For seventeen years Aristotle remained with Plato, and during that time the pupil became master in many branches of knowledge. Aristotle's independence of mind led him into a different system from that of Plato, so that at Plato's death he was not chosen as his successor. Having been twenty years in Athens, Aristotle left when Plato died, and took up his abode in Asia Minor with Hermias, an enlightened prince. This man's life had been somewhat romantic. He had begun life as a slave, then, rising to be vizier, he ultimately became ruler himself. He, too, had been a pupil of Plato at Athens. Aristotle married a niece of Hermias. This prince, not long afterwards, met a cruel death at the hands of a Greek officer, who was in the service of the Persians. Aristotle and his young wife went to Mytilene, then the cradle of literature. But his wife died while there.

Aristotle's old playmate Philip had now become King of Macedonia, and having a son Alexander, then about fourteen years of age, he asked Aristotle to become tutor to the boy. And so we find Aristotle acting as private tutor to Alexander the Great. Aristotle remained in this post until the assassination of his friend the King brought Alexander to the throne.

Aristotle then returned to Athens.

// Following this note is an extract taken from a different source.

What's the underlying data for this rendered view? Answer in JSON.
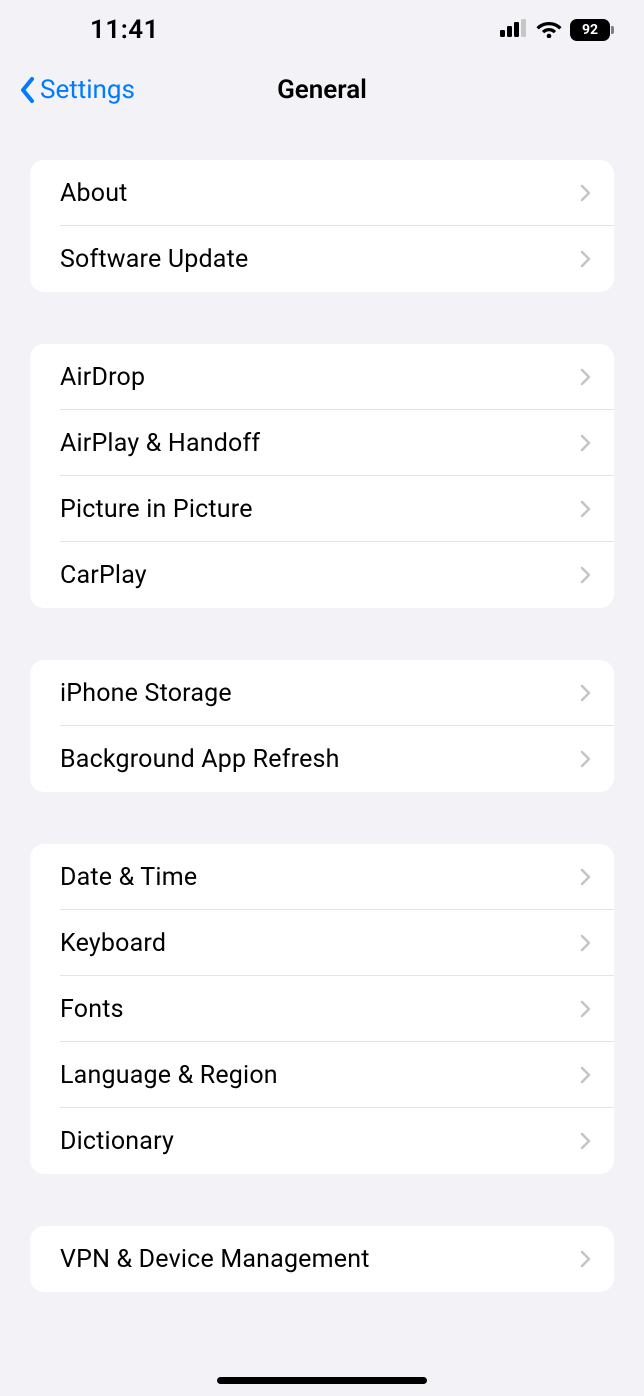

He is said to have received from Alexander the Great as much as two hundred thousand pounds to spend in his researches, but no doubt the sum stated is an exaggeration. Aristotle opened a school, which became a rival of that of his old master Plato. The disciples of Aristotle became known as "Peripatetic Philosophers." It is very often stated that this title peripatetic was derived from the fact that Aristotle walked to and fro while lecturing. But this was by no means an uncommon custom, as the schools were held out of doors in shady groves. The garden or "gymnasium" in which Aristotle taught was named "Peripatos," signifying covered walks, and there is not the least doubt that it was this name of the school which gave to his disciples the title of peripatetic. In similar fashion we find that Plato lectured in a grove, belonging to one Academies, and therefore named Academia, from which we have our name Academy.

For thirteen years Aristotle lectured in his school, and it was probably during this time that he did most of his writing, having the assistance of his pupils. His stay in Athens was brought to an abrupt end through the unexpected death of Alexander the Great at the early age of thirty-two. The feeling in Athens was against Macedonia, and as Aristotle was a well-known friend of the King of Macedonia, his position was a difficult one. He was accused of blasphemy, evidently on the ridiculous complaint that he had raised statues to the memory of his friend Hermias and to his young wife. Aristotle very wisely got out of Athens before the crowd passed sentence of death upon him, but he did not live long in his retirement, passing away at the age of sixty-two.

The great German Philosopher Hegel has said of Aristotle: "He penetrated the whole universe of things and to him the greater number of the philosophical sciences owe their origin."